Bone marrow transplants are not
only used to treat sufferers of
leukaemia, but also patients with non-Hodgkin's lymphoma and sickle cell anaemia.
A stem cell transplant has 5
main stages. These are:
-
Tests and examinations –
to assess your general level of health
-
Harvesting – the process
of obtaining the stem cells to be used in the transplant,
either from you or a donor
-
Conditioning – treatment
with chemotherapy and/or radiotherapy to prepare your body
for the transplant
-
Transplanting the stem
cells
-
Recovery
Stem cell transplants also enable
chemotherapy patients, whose bone marrow has been destroyed by
the anti-cancer chemicals, to produce red blood cells again.

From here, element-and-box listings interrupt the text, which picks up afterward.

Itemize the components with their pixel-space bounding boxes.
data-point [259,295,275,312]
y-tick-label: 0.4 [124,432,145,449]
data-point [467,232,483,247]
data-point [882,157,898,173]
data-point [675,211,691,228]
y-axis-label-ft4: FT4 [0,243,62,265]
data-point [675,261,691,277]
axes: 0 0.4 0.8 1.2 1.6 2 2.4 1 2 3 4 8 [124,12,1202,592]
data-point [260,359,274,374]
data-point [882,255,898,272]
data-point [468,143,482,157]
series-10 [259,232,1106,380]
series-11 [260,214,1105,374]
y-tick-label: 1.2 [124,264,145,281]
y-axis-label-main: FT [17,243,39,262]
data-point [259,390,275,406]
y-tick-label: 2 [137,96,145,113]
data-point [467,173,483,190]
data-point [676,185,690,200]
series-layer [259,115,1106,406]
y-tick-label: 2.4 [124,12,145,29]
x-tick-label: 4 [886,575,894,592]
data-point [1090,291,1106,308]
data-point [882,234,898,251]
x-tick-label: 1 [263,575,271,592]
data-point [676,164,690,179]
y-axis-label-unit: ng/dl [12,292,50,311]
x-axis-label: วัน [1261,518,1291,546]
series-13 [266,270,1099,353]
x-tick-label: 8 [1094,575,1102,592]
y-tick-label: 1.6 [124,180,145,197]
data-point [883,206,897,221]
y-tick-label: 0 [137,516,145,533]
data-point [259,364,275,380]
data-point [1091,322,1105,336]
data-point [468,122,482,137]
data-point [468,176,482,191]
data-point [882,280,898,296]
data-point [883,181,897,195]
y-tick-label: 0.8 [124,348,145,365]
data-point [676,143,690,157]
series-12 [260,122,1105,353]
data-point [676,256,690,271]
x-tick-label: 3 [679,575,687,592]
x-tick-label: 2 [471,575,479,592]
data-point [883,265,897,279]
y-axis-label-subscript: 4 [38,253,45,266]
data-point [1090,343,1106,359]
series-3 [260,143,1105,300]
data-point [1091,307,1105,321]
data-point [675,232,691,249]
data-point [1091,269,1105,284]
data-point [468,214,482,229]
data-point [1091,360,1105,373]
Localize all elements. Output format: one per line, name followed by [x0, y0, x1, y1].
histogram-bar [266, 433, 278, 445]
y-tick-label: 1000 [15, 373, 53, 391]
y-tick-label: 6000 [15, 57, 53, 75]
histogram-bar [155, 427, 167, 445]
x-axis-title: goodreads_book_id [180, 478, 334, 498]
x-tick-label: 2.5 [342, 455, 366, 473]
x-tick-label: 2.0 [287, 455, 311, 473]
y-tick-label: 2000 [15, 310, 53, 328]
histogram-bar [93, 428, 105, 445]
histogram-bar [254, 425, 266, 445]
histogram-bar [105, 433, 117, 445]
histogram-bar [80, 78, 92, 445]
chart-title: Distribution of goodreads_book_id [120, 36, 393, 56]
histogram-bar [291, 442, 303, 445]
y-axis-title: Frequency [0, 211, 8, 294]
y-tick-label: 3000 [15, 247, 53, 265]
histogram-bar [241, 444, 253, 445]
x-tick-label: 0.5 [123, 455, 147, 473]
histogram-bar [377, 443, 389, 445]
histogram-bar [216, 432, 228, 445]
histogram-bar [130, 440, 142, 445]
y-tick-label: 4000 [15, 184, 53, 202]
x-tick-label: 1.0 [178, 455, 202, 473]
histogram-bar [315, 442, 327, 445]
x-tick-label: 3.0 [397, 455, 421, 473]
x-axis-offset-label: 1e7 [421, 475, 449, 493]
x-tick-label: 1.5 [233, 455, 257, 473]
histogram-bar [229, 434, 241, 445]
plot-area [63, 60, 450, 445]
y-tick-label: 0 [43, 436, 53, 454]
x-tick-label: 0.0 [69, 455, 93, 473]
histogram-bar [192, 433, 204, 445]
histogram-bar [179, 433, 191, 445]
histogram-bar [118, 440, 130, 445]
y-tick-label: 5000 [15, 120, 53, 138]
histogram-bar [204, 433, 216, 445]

It is hoped one day to culture
stem cells in huge quantities and produce stem cell lines
from patients with rare and complex diseases that can potentially
transform treatments in a health service.
At the moment the number of stem
cell therapies is quite limited, but it is hoped to be able to
stimulate stem cells to differentiate into a much wider range of
tissues - the process is called transdifferentiation.
Therapeutic cloning
One of the latest developments is
called therapeutic cloning.
Therapeutic cloning involves
producing stem cells with the same genes as the patient.
Because they are genetically have
the same genes, they shouldn't be rejected by the patient's immune
system.
An embryo can be modified to have the
same genetic information as the patient.
This means these stem cells
have the same genes and less likely to be rejected by the patient's
body.
Therapeutic cloning involves
nuclear transfer.
1. The nucleus is
removed from a human egg cell.
2. The nucleus of a
body cell from the patient is transferred to the egg cell from
which the nucleus was removed.
3. The modified egg
cell is stimulated to divide and cause an embryo to grow.
4. After 4-5 days the
stem cells are removed from the embryo and cultured to produce
enough to treat the patient.
(The embryo is discarded)
Be able to describe and explain the potential uses of stem cell treatments in medicine
including sickle cell anaemia, treatment, regenerating diseased or damaged tissue, leukaemia
treatment transplants and therapeutic cloning.